The organization seeks to spread “the proper presentation, understanding and appreciation of Islam,” according to IRF’s website.

Since coming to power in May 2014, the government led by the Hindu nationalist Bharatiya Janata Party (BJP) has banned more than 15,000 NGOs, including Greenpeace and Ford Foundation, under this act.

“The move is a sheer attempt to fuel an atmosphere of Islamophobia … to somehow paint the entire [Muslim] community with one brush and simultaneously alienate them from other communities in the country,” Rubina Akhtar, a research scholar at the Ambedkar University of Delhi, told BenarNews.

“His [Naik’s] speeches are no doubt simplistic, misogynistic and extremely conservative in tenor. But barring a few exceptions wherein he praised Osama Bin Laden, he has never espoused or made any inflammatory speeches,” said Akhtar, who is writing a dissertation titled “Televangelism and Muslim Women’s Question: A case study of Dr. Zakir Naik.”

Naik, 51, who is believed to be in Saudi Arabia, has been under scrutiny by Indian authorities since July, when Bangladeshi media reported that one of the perpetrators of the July 1 terrorist attack on the Holey Artisan Bakery café was influenced by Naik’s sermons.

Naik’s Peace TV channel, through which he delivers his sermons, was blocked in Bangladesh in the wake of the attack and remains blacked out there. Although Peace TV does not have a license to air in India, it still broadcasts in several parts of the country through private cable TV operators.

Speaking to Indian journalists via Skype from Saudia Arabia in July, Naik said he had never propagated terrorism and that he was being targeted by the Indian government unfairly.

“I did not inspire terrorists. Suicide bombings targeting innocent people are condemnable. My statements have been taken out of context. I am a messenger of peace,” Naik had said, while adding he was not going to return to India until next year because of prior commitments abroad.

Lawyer to challenge ban

Mobin Solkar, Naik’s lawyer, said he would challenge the move to ban his client’s NGO in court.

“We have not received any notification from the government regarding the ban as yet. Once we do, we will move in court. As per procedure, a special tribunal will be instituted to look into the case and it is in this forum that we will present our plea,” Solkar told BenarNews.

A security analyst said Naik was a victim of witch-hunting at the hands of the Hindu nationalist government.

“Naik’s speeches are harmless. I fail to understand why he hasn’t already taken the government or those slandering him to court for defamation. He is a target of witch-hunting, wherein the Indian government is taking aim at anyone who does not agree with its agenda,” A.A. Khan,  Mumbai’s former Anti-Terrorism Squad chief, told BenarNews.

Neshat Quaiser, head of the sociology department at New Delhi’s Jamia Millia Islamia University, also slammed the government’s move to proscribe Naik’s NGO.

“It is absurd to take action against his [Naik’s] NGO just because one of the Dhaka attackers was apparently influenced by his speeches. The move smacks of communal color,” Quaiser told BenarNews.
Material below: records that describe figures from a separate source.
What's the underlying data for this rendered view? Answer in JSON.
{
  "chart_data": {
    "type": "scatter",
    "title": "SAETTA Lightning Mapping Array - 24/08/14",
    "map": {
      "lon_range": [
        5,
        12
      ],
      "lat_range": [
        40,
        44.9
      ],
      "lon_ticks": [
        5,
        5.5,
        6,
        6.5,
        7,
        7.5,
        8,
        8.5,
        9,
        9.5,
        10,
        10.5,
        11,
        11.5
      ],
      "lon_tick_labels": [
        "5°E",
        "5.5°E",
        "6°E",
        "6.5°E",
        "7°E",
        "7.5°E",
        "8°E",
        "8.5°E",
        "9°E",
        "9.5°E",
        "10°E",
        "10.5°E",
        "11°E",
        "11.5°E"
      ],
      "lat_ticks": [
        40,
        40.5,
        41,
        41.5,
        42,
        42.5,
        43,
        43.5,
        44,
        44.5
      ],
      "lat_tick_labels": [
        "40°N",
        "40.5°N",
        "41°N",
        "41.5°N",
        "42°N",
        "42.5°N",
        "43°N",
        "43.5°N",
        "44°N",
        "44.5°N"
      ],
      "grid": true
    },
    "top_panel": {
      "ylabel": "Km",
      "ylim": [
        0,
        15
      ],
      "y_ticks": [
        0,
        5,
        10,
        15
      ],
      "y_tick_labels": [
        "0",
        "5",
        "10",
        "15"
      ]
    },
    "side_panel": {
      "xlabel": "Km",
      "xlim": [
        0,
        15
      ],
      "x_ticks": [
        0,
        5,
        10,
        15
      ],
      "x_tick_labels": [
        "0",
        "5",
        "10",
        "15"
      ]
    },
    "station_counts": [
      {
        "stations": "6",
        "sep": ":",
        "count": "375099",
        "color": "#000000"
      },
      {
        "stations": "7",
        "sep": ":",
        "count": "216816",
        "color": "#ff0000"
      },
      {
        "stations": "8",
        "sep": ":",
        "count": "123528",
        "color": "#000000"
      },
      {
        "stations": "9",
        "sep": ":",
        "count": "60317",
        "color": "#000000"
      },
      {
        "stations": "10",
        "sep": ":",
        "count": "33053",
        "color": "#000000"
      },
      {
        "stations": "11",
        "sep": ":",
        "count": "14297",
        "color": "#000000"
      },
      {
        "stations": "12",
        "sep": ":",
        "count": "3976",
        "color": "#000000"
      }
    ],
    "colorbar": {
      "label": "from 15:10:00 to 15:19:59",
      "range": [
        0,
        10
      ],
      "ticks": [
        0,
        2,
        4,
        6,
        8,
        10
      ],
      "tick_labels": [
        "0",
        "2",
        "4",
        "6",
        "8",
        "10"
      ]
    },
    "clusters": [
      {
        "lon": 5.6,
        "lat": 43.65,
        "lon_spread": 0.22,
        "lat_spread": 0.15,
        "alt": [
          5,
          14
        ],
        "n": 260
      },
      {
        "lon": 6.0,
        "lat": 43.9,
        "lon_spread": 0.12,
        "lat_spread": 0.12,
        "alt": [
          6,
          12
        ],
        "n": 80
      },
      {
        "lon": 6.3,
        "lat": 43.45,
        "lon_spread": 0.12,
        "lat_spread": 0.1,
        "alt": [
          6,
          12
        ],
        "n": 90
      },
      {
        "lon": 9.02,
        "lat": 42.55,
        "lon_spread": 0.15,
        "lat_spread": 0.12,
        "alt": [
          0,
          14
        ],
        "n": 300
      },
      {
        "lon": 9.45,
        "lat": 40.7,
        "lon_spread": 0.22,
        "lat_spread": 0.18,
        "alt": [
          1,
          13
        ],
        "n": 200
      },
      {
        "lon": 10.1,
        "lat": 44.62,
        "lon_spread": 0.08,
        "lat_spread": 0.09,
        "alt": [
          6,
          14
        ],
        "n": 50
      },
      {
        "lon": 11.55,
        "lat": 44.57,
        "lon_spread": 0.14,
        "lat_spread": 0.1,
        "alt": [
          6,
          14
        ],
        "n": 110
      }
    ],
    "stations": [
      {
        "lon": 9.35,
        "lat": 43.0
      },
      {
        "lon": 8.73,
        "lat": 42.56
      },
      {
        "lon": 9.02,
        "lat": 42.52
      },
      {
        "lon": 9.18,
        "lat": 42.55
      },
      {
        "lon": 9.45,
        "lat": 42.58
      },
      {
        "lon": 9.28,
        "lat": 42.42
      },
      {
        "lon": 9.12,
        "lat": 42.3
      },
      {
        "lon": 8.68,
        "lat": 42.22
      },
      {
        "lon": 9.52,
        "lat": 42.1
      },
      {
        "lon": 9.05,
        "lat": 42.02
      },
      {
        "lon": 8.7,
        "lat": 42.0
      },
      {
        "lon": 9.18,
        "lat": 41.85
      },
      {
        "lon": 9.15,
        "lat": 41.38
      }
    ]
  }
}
He said the BJP was being swayed in its decision making by its right-wing ideological mentor, the Rasthriya Swayamsevak Sangh (RSS).

“The RSS is influencing the policies of this government to curb the freedom on minorities in India. The animosity of RSS toward minorities clearly reflects in the way the government is clamping down on organizations seen as anathema to its parent organization,” Quaiser said.